The Fourth District would not disqualify a law firm representing a public entity under a contingency fee agreement because the action was not brought on the public’s behalf, but in the entity’s own name to recover compensatory damages.
The Orange County Water District incurred costs to investigate contamination in groundwater aquifers. It retained Miller, Axline & Sawyer on a contingency fee basis to recover the investigation and remediation costs. Defendants moved to disqualify the Miller Firm based on the contingency fee arguing that precedent prohibited a public entity from paying a private attorney to prosecute an action on behalf of the public. The trial court denied the motion, finding there was no prohibition because the Water district did not pursue the action on behalf of the public, but on its own behalf for its own damages.

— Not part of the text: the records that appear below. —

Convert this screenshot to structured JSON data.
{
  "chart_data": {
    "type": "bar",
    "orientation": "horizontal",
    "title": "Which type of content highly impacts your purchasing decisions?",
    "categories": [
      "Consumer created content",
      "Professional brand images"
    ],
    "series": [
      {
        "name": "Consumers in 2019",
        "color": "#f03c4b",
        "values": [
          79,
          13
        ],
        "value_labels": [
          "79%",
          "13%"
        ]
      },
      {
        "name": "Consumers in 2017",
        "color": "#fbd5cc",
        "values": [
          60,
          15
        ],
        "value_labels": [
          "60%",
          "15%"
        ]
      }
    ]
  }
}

The Court of Appeal noted there is a class of civil actions that demand the representatives of the government be absolutely neutral, precluding contingent fee agreements.
However, the California Supreme Court has held that while neutrality is a critical concern in criminal prosecutions because of the important liberty interests at stake, courts do not require neutrality when the government acts as an ordinary party to a controversy enforcing its own contract and property rights.

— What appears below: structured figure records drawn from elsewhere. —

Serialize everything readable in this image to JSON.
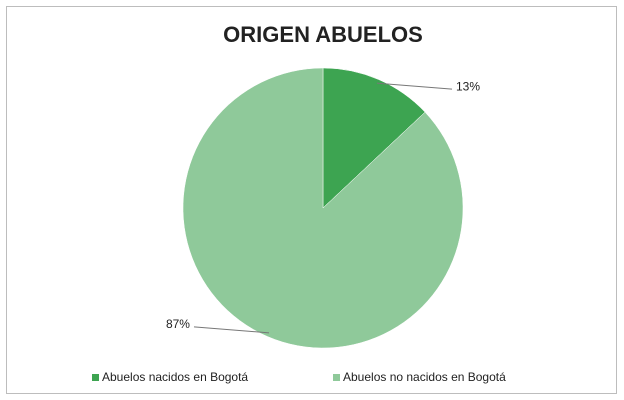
{
  "chart_data": {
    "type": "pie",
    "title": "ORIGEN ABUELOS",
    "categories": [
      "Abuelos nacidos en Bogotá",
      "Abuelos no nacidos en Bogotá"
    ],
    "values": [
      13,
      87
    ],
    "value_labels": [
      "13%",
      "87%"
    ],
    "colors": [
      "#3da451",
      "#8fc99a"
    ],
    "legend": "bottom"
  }
}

Attorneys prosecuting public actions on behalf of the government are subject to a heightened standard of ethical conduct and owe a duty to the public to ensure justice will be done. In furtherance of that objective, courts will examine whether contingency fee arrangements in public actions compromise the standard of neutrality.
The Water District did not bring the action on the public’s behalf to abate a public nuisance. It brought the action in its own name to recover compensatory damages it suffered from the groundwater contamination. Thus, the Miller Firm was not held to the same ethical standard as attorneys enforcing a public right and could represent the Water District on a contingency fee.
Comment: The Court struck a balance between ethical concerns and the ability of public agencies to recover damages without the burden of hourly fees.